Hi,

I have a problem with the simulation of „Cooling fins", rather the Wall Heat Transfer. My simulation deals with a horizontal, cylindrical cask containing an energy-source. There are "Cooling fins" on the surface of the cask to increase the Heat Dissipation. Due to the quite huge dimensions it is not possible to build such a fine mesh to simulate the cooling fins in real. So I have to model them in another way. I have some ideas, but they are either physically not trustworthy, or it seems they cannot be implemented in CFX. Hence I have to model the wall of the cask for temperature-distribution on the one hand, but on the other hand the fluid outside for some fluid mechanical issues, it is not possible to reduce one of the components to "Wall Boundary Condition" and therefore I need a domain interfaces (fluid-solid) between the two domains.

But how do I increase the Heat Flux (rather the Wall Heat Transfer Coefficient) from the solid domain to the Fluid domain in order to take account to the cooling fins? I know there are "User Defined Wall Functions" to achieve that on walls, but they are not applicable for Domain-Interfaces? Or does anyone have an idea how to do that: Ways I tried so far are:

1. Between Solid and Fluid I defined a "Porous Medium" for the cooling fins. But this increases only the velocity loss, but without an increase of the Heat Transfer

2. Additionally I defined energy sources on the domain interface to subtract energy on the solid side (by a factor of round about 2 regarding the normal Heat Transfer, because of the surface increase by the cooling fins), and to add it again in the whole domain of the porous medium. Here I have the problem, that I am only able to calculate an average heat flux over the surface, which is contrary to the fact, that the temperatures (and therefore the heat flux) are locally different. Also this method seems to be quite dominant to the heat transfer, so I fear I will have a huge deviation from reality.

3. I tried to increase the "wall roughness", but once again the influence on my Heat Flux is too small

The Hotline does not have any better ideas. They mentioned in CFX12 (??) will be the option to manipulate the "Wall Heat Transfer Coefficient" on Domain Interfaces, but I am working with CFX 11. Are there other ways to increase the Heat Flux between the domain interfaces? Are there other ways to simulate cooling fins without modelling them? Or is it simply impossible? As mentioned, it should make physically sense.

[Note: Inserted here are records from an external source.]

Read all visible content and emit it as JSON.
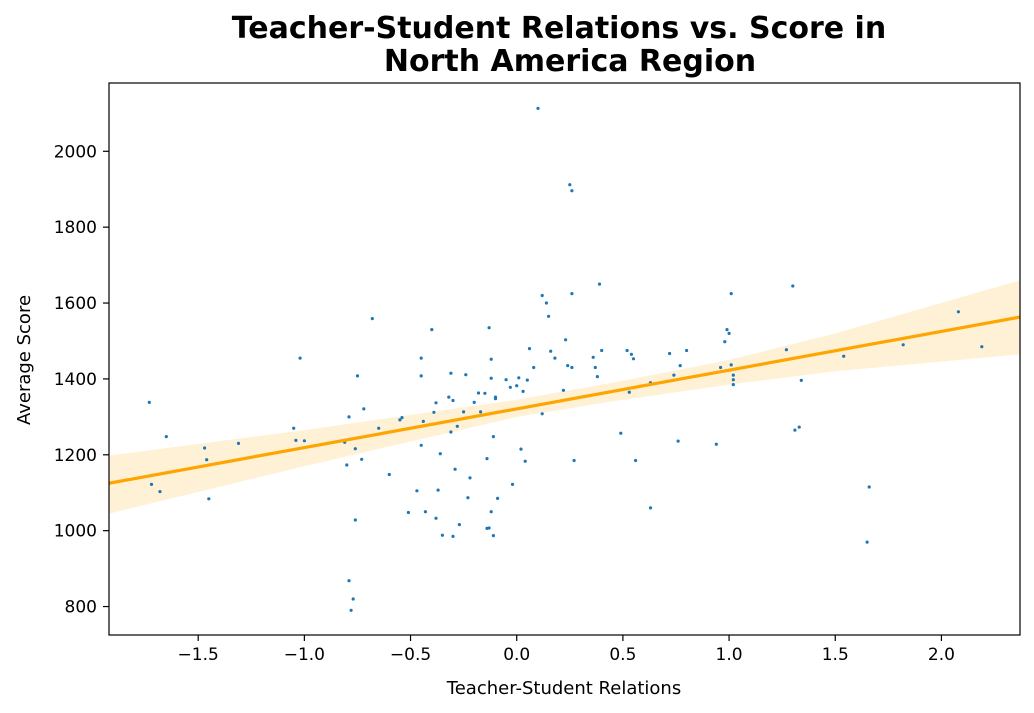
{
  "chart_data": {
    "type": "scatter",
    "title": [
      "Teacher-Student Relations vs. Score in",
      "North America Region"
    ],
    "xlabel": "Teacher-Student Relations",
    "ylabel": "Average Score",
    "xlim": [
      -1.92,
      2.37
    ],
    "ylim": [
      725,
      2180
    ],
    "xticks": [
      -1.5,
      -1.0,
      -0.5,
      0.0,
      0.5,
      1.0,
      1.5,
      2.0
    ],
    "xtick_labels": [
      "−1.5",
      "−1.0",
      "−0.5",
      "0.0",
      "0.5",
      "1.0",
      "1.5",
      "2.0"
    ],
    "yticks": [
      800,
      1000,
      1200,
      1400,
      1600,
      1800,
      2000
    ],
    "ytick_labels": [
      "800",
      "1000",
      "1200",
      "1400",
      "1600",
      "1800",
      "2000"
    ],
    "grid": false,
    "colors": {
      "points": "#1f77b4",
      "regression": "#ffa500",
      "band": "#ffa500"
    },
    "regression": {
      "x": [
        -1.92,
        2.37
      ],
      "y": [
        1125,
        1563
      ]
    },
    "confidence_band": {
      "x": [
        -1.92,
        -1.0,
        0.0,
        0.5,
        1.0,
        1.5,
        2.37
      ],
      "lower": [
        1045,
        1170,
        1300,
        1345,
        1385,
        1420,
        1465
      ],
      "upper": [
        1198,
        1265,
        1345,
        1395,
        1450,
        1520,
        1660
      ]
    },
    "points": {
      "x": [
        -1.73,
        -1.72,
        -1.68,
        -1.65,
        -1.47,
        -1.46,
        -1.45,
        -1.31,
        -1.05,
        -1.04,
        -1.02,
        -1.0,
        -0.81,
        -0.8,
        -0.79,
        -0.79,
        -0.78,
        -0.77,
        -0.76,
        -0.76,
        -0.75,
        -0.73,
        -0.72,
        -0.68,
        -0.65,
        -0.6,
        -0.55,
        -0.54,
        -0.51,
        -0.47,
        -0.45,
        -0.45,
        -0.45,
        -0.44,
        -0.43,
        -0.4,
        -0.39,
        -0.38,
        -0.38,
        -0.37,
        -0.36,
        -0.35,
        -0.32,
        -0.31,
        -0.31,
        -0.3,
        -0.3,
        -0.29,
        -0.28,
        -0.27,
        -0.25,
        -0.24,
        -0.23,
        -0.22,
        -0.2,
        -0.18,
        -0.17,
        -0.15,
        -0.14,
        -0.14,
        -0.13,
        -0.13,
        -0.12,
        -0.12,
        -0.12,
        -0.11,
        -0.11,
        -0.1,
        -0.1,
        -0.09,
        -0.05,
        -0.03,
        -0.02,
        0.0,
        0.01,
        0.02,
        0.03,
        0.04,
        0.05,
        0.06,
        0.08,
        0.1,
        0.12,
        0.12,
        0.14,
        0.15,
        0.16,
        0.18,
        0.22,
        0.23,
        0.24,
        0.25,
        0.26,
        0.26,
        0.26,
        0.27,
        0.36,
        0.37,
        0.38,
        0.39,
        0.4,
        0.49,
        0.52,
        0.53,
        0.54,
        0.55,
        0.56,
        0.63,
        0.63,
        0.72,
        0.74,
        0.76,
        0.77,
        0.8,
        0.94,
        0.96,
        0.98,
        0.99,
        1.0,
        1.01,
        1.01,
        1.02,
        1.02,
        1.02,
        1.27,
        1.3,
        1.31,
        1.33,
        1.34,
        1.54,
        1.65,
        1.66,
        1.82,
        2.08,
        2.19
      ],
      "y": [
        1338,
        1122,
        1103,
        1248,
        1218,
        1187,
        1084,
        1230,
        1270,
        1238,
        1455,
        1237,
        1233,
        1173,
        868,
        1300,
        790,
        820,
        1028,
        1216,
        1408,
        1188,
        1321,
        1559,
        1270,
        1148,
        1292,
        1298,
        1048,
        1105,
        1225,
        1455,
        1408,
        1288,
        1050,
        1530,
        1312,
        1337,
        1033,
        1107,
        1203,
        988,
        1352,
        1260,
        1415,
        985,
        1343,
        1162,
        1275,
        1016,
        1313,
        1411,
        1087,
        1139,
        1338,
        1363,
        1313,
        1362,
        1190,
        1006,
        1007,
        1535,
        1402,
        1452,
        1050,
        1248,
        987,
        1348,
        1352,
        1085,
        1398,
        1378,
        1122,
        1382,
        1403,
        1215,
        1367,
        1183,
        1397,
        1480,
        1430,
        2113,
        1308,
        1620,
        1600,
        1565,
        1473,
        1455,
        1370,
        1503,
        1435,
        1912,
        1896,
        1625,
        1430,
        1185,
        1457,
        1430,
        1406,
        1650,
        1475,
        1257,
        1475,
        1365,
        1465,
        1453,
        1185,
        1390,
        1060,
        1467,
        1410,
        1236,
        1435,
        1475,
        1228,
        1430,
        1498,
        1530,
        1520,
        1625,
        1437,
        1385,
        1410,
        1398,
        1477,
        1645,
        1265,
        1273,
        1396,
        1460,
        970,
        1115,
        1490,
        1577,
        1485
      ]
    }
  }
}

I am looking forward to answers.

With best regards

B. Simon

(Sorry for the long text... But I feared to neglect important things)

Hi,

A few points:

1) Accurate heat transfer modelling with coarse grids is difficult. You may be forced to use a mesh resolution around y+=1.

2) You can play with the wall function prandtl number to increase the heat transfer but this is not recommended. The default value is widely accepted so you are just covering up an error elsewhere in the analysis by doing this.

3) Could radiation be a source of significant heat transfer?

4) I would not use a porous medium to model the cooling fins. It has not been designed to do that.

Glenn Horrocks

Thanks you for your reply,

1.) Yes, my final mesh will be around y+=1. But at the moment I am testing my ideas with a quite coarse mesh.

2.)This I think I will check, even if it is not recommended. Thanks.

3.)I included a Radiation-Modell in my simulation; "Monte Carlo" due to the Domain-Interfaces. Yet I know there will be an error because of my smaller radiation surface (without fins)

4.) Thats a pity. Then I have to look for another backround to this problem

Thanks for your advice,

B.Simon

Hi I was just wondering where you're up to with your problem, because I was trying to model something very similar. I ended up leaving it but I thought I worked out a strategy. My problem involves a cooling coil with an extraordinary amount of fins (Solidworks has a hard time creating the geometry) and air goes through it. I thought a would model in great details a smaller area to calculate accurately the pressure loss for a range of velocities and the heat transfer from the fins. then I would apply this data to a porous media. That's the only way I worked out but maybe my problem set up is different from yours?